Speaking about the same, Dr SS Agarwal – National President IMA & Padma Shri Awardee Dr KK Aggarwal – Honorary Secretary General IMA and President HCFI said, “High blood cholesterol itself does not cause symptoms; so many people are unaware that their cholesterol level is too high. Lifestyle changes are imperative given the increasing incidence of high cholesterol in people in the 21st century. There are many ways in which lifestyle diseases can be averted including living an active and healthy life, eating healthy food, staying away from cigarettes and alcohol and finding effective means of stress management.
Here are a few steps for using your diet to lower your cholesterol.
1. Consume unsaturated fats and avoid saturated and trans fats. Most vegetable fats (oils) are made up of unsaturated fats that are healthy for your heart. Foods that contain healthy fats include oily fish, nuts, seeds, and some vegetables. At the same time, limit your intake of foods high in saturated fat, which is found in many meat and dairy products, and stay away from trans fats.
2. Get more soluble fiber. Eat more soluble fiber, such as that found in oatmeal and fruits. This type of fiber can lower blood cholesterol levels when eaten as part of a healthy-fat diet.

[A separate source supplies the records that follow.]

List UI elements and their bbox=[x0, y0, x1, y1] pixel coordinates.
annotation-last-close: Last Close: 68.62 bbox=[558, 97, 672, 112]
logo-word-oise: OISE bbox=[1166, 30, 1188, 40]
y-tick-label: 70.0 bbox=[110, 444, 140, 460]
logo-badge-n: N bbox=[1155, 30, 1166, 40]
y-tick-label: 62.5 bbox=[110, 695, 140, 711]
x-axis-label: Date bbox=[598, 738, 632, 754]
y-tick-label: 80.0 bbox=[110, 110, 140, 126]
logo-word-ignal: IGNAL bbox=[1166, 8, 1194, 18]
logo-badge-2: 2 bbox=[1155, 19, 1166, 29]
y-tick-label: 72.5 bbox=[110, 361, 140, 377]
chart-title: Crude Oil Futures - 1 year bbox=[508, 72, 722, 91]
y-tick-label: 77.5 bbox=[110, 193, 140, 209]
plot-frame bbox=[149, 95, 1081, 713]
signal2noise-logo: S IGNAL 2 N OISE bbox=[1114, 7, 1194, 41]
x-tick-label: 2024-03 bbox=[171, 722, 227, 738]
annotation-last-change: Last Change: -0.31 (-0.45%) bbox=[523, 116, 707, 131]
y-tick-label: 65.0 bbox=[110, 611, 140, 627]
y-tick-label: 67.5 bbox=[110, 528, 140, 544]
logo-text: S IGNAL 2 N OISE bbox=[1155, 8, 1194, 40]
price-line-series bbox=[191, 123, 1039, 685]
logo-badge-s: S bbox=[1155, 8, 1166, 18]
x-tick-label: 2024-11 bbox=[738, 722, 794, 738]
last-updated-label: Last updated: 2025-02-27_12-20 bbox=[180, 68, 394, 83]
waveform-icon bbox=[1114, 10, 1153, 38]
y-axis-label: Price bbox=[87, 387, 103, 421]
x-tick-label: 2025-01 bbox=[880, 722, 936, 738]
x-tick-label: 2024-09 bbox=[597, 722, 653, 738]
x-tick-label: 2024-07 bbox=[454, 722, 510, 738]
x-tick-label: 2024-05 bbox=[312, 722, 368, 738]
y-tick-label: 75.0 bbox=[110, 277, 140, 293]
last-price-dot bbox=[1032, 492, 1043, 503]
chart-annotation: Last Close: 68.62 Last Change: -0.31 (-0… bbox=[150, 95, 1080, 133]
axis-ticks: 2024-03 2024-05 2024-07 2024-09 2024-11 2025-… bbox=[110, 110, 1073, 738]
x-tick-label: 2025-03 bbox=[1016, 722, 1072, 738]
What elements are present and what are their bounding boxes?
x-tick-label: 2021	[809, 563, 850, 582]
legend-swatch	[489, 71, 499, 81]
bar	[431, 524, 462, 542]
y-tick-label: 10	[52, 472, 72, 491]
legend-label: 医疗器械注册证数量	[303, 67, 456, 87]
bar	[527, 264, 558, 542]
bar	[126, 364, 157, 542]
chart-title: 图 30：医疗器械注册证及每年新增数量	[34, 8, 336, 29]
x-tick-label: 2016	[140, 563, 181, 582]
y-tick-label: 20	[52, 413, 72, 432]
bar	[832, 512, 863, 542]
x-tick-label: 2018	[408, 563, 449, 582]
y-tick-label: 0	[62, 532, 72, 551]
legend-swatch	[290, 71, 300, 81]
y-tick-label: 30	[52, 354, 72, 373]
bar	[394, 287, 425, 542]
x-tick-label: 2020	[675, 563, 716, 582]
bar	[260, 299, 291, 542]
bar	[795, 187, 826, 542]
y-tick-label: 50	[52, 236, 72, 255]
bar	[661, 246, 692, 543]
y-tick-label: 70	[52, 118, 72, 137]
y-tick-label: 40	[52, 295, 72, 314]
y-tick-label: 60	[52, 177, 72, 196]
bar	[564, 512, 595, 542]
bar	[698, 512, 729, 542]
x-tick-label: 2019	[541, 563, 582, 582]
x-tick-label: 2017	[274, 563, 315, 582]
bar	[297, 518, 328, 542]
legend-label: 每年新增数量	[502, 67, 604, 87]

3. Include plant sterols and stanols in your diet. These naturally occurring plant compounds are similar in structure to cholesterol. When you eat them, they help limit the amount of cholesterol your body can absorb. Plant sterols and stanols are found in an increasing number of food products such as spreads, juices, and yogurts.
4. Find a diet that works for you. When a friend or relative tells you how much his or her cholesterol level dropped after trying a particular diet, you may be tempted to try it yourself. If you do, and after a few months you discover that you're not getting the same benefits, you may need to chalk it up to genetic and physiological differences. There is no one-size-fits-all diet for cholesterol control. You may need to try several approaches to find one that works for you.
Although diet can be a simple and powerful way to improve cholesterol levels, its results may differ from one person to another.